When reps have to figure it out devices or the best apps for themselves, everyone is an island. Many will make the same mistakes and not learn from others. Only the most savvy users will be able to spend the time to push through the inevitable hurdles to find the right sales apps that help them the most. Most will not.

No Roadmap

Integrating mobile devices effectively, especially at an enterprise level, is about workflow. How can mobile tools help to make the workflow more effective and productive? Companies need to help their sales force figure out which parts of their workflow can be impacted immediately by these devices.

Then, recommend sales apps and productivity apps focused on just those tasks. For field sales, it can be organizing and showing sales collateral, presenting a slide deck, or it can be as simple as sharing a list of recommended pdf readers or presentation apps.

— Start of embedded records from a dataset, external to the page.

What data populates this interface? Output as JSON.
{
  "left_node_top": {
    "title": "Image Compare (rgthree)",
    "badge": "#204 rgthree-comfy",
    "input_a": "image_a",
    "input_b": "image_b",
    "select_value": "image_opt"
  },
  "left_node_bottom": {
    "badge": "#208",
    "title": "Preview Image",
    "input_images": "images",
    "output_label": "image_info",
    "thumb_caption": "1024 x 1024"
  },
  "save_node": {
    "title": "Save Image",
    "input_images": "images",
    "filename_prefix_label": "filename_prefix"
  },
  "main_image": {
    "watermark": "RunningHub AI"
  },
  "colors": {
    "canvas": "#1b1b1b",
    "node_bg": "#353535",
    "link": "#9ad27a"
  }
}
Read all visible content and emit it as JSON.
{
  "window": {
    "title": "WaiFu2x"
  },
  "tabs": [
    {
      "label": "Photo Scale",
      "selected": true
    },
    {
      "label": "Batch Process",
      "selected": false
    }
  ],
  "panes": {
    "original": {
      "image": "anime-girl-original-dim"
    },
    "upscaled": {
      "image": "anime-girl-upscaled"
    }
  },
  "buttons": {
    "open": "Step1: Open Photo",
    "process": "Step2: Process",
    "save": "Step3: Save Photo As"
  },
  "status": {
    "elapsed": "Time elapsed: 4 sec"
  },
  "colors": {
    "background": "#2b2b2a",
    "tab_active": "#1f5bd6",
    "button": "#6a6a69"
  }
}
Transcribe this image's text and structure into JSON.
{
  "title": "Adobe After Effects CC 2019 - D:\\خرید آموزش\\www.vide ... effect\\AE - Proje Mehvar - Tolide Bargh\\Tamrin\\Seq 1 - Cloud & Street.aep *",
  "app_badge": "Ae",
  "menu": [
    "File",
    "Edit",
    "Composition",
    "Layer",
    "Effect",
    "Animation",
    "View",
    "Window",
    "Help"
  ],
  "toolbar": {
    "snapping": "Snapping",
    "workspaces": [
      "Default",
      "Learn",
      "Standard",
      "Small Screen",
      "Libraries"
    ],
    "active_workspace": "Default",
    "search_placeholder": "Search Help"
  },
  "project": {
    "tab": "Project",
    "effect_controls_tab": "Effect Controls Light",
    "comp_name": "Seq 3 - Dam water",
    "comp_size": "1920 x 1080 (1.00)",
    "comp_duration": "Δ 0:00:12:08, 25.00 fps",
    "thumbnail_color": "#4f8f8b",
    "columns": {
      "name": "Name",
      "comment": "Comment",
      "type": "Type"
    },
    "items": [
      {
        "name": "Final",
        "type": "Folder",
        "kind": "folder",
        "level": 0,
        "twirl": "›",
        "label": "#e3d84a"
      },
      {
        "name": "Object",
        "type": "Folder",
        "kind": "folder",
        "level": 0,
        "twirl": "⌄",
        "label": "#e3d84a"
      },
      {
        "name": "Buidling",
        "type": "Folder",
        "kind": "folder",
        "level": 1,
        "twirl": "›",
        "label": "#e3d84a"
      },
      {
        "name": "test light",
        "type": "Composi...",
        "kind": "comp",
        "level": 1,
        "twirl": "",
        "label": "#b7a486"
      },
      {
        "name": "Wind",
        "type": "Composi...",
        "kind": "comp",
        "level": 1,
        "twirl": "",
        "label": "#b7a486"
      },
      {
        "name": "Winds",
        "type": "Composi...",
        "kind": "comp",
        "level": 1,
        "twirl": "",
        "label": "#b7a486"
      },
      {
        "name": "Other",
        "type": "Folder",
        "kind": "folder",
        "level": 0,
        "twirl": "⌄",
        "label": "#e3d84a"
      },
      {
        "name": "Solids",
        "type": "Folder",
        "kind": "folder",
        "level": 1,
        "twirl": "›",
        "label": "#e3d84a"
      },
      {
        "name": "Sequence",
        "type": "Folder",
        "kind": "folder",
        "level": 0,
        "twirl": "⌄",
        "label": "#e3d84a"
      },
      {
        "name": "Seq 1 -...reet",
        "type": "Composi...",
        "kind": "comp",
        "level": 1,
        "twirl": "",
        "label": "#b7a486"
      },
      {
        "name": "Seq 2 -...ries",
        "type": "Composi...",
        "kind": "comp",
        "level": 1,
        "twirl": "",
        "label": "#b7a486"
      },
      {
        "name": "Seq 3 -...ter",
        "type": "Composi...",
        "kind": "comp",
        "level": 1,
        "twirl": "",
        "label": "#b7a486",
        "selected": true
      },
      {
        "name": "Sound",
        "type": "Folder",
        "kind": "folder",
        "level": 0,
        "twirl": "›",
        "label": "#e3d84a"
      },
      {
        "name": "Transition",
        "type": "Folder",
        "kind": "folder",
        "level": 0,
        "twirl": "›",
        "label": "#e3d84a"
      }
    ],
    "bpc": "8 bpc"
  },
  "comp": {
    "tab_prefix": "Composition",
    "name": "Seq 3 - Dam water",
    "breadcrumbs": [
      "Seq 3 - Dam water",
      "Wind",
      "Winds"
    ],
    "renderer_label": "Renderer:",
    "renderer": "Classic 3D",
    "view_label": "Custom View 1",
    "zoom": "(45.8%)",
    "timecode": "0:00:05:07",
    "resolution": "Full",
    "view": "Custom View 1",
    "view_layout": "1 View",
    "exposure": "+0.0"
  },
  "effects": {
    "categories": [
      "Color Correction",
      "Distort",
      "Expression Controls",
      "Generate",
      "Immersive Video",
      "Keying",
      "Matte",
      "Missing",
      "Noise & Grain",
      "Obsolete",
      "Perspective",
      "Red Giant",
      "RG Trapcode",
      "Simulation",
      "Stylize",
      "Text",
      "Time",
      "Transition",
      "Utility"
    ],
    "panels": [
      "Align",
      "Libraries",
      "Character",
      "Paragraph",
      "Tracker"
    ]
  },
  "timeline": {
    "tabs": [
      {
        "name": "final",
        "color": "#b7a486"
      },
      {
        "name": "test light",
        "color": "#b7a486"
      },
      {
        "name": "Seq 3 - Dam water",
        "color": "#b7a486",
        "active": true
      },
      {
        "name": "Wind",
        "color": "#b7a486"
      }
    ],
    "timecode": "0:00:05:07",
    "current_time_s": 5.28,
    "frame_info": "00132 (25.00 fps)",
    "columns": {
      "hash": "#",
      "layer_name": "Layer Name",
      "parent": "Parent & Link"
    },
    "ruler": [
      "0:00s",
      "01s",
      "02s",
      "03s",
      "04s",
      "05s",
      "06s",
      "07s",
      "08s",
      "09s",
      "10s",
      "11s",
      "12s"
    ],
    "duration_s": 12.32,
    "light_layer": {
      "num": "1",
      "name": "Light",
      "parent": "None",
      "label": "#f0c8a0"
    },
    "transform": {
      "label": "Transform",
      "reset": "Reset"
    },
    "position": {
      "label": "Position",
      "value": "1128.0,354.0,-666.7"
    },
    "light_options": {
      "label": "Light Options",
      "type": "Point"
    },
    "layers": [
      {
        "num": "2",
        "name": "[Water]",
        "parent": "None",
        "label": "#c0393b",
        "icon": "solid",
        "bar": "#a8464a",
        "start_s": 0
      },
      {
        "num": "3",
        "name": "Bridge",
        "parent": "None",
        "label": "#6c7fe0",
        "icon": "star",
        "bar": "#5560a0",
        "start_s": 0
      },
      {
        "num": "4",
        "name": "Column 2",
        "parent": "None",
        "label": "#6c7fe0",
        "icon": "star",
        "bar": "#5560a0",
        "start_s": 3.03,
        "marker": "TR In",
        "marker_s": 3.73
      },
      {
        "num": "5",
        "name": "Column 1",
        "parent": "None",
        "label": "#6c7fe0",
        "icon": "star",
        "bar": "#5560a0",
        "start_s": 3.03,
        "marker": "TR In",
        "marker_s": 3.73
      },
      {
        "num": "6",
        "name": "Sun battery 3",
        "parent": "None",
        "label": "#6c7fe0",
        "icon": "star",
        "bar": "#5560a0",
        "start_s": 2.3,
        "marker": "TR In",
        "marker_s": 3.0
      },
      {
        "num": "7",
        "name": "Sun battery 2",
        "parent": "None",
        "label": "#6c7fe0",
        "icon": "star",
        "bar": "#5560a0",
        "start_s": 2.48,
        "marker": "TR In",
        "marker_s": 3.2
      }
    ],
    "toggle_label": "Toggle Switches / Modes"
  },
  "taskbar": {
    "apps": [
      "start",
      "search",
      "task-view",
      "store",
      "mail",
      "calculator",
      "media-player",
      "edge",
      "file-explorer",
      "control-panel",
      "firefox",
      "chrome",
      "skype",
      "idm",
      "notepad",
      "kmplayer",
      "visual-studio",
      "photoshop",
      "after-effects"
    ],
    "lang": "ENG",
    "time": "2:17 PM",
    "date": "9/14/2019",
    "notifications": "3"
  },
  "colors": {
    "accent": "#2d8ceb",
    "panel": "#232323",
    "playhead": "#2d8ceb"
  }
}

This lack of support can come back to disrupt future plans to implement new technology. Here is how:

Uncertain Support for Future Initiatives

If there experience isn’t positive, early adopter tech-savvy sales reps may not be champions for future technology initiatives-whether it’s new devices, new apps, or new software. If you believe that sales success will increasingly depend on technology to boost productivity, then companies need sales team members that are comfortable with changing and trying different things. The value of having a peer as a resource and a model for success is critical.

Missed Opportunities

Take advantage that some of your sales force already has these mobile devices and are trying to use them in the field. There is no investment in purchasing iPads and you can start to collect good information to help evaluate which path you want to start going down. It’s a missed opportunity for testing. It’s also relatively inexpensive and low risk

Recruiting and Retention

The best sales pros are attracted to those organizations that support their sales forces. Providing the latest productivity tools whether mobile devices or simply policies that treat them like grown-ups are figured into the the equation during recruiting and deciding whether to accept a competing offer or not. Which of your competitors have iPads in the field and how are they using them? You better find out.

Supporting mobile tools like iPads is a strategic decision with many different facets. Each company has different capabilities and needs to assess for themselves. However, not having any strategy or plan to deal with this trend puts companies at a competitive disadvantage. There are a lot of opportunities to support your sales team using minimal resources with minimal risk.